Tamer Heper, Posta Gazetesi’ndeki bugünkü yazısında ” Siz doğru olanı yapın ” başlıklı yazıyı yazdı. Heper, kaleme aldığı köşe yazısında yapılmış olan binanın imar planlarına uygun olmasının şart olduğunu belirterek okuyucusunun sorusunu yanıtlıyor…
Soru: İki kardeş bir arsa aldık, bunun üzerinde bir baraka vardı yıktık. Altı dükkanlı beş katlı bina yaptık. Ancak binanın planı, projesi yok. Biz bunun kat mülkiyetine geçmesini istiyoruz, nasıl yapabiliriz? B.A.
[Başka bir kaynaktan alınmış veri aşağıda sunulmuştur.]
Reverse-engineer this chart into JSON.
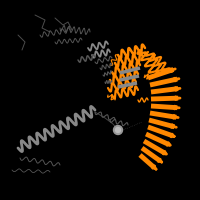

Cevap: Benim ülkem böyle ilginç işte. Dünyanın her yerinde önce plan yapılır sonra o plan tatbik edilir. Örneğin önce şehir planı yapılır, sonra altyapı tamamlanır, sonra üzerine planı dahilinde şehir kurulur. Peki bizde? Önce gecekondular yapılır, sonra onlara altyapı götürülür, ondan sonra da plan yapmaya çalışılır. Binalar da öyle. Önce gecekondu yapılır, sonra elektrik-su-gaz bağlanır, vergileri tahsil edilir, ondan sonra imar affı ile gelir. Yani bizde her şey ters işler. İşte bu terslik burada da görülüyor, şimdi biz bu işi nasıl düzeltiriz diye bakacağız. Bunun düzelmesi için öncelikle bir proje yapılması lazım. Ancak proje imar planları çerçevesinde yapılacağı için öncelikle yapılmış olan binanın imar planlarına uygun olması şart. Örneğin o bölgede kat yükseklikleri 9 metre ise ve bu bina 15 metre ise bu binaya uygun proje yapıp yasal hale getiremezsiniz. Bu nedenle imar planlarına uygun proje yapılır, sonra bu proje belediye imar müdürlüğünde tasdik görür. Ondan sonra bu bina için iskan izni alınır ve iskan izninden sonra da kat mülkiyetine geçilir. Doğrusu budur, ancak bizim vatandaş bunu çoğunlukla yapmaz, gelecek bir imar affını bekler. Bizde de her türlü seçim yatırımı mubah olduğundan ilk seçim döneminde aleni veya örtülü bir imar affı çıkar, bununla birkaç oy sağlanır ama ülkenin imar durumunun da içinden çıkılmaz hale gelinmesine göz yumulur. Siz imar affını beklemeyin, işinizi yasal yollarla halledin.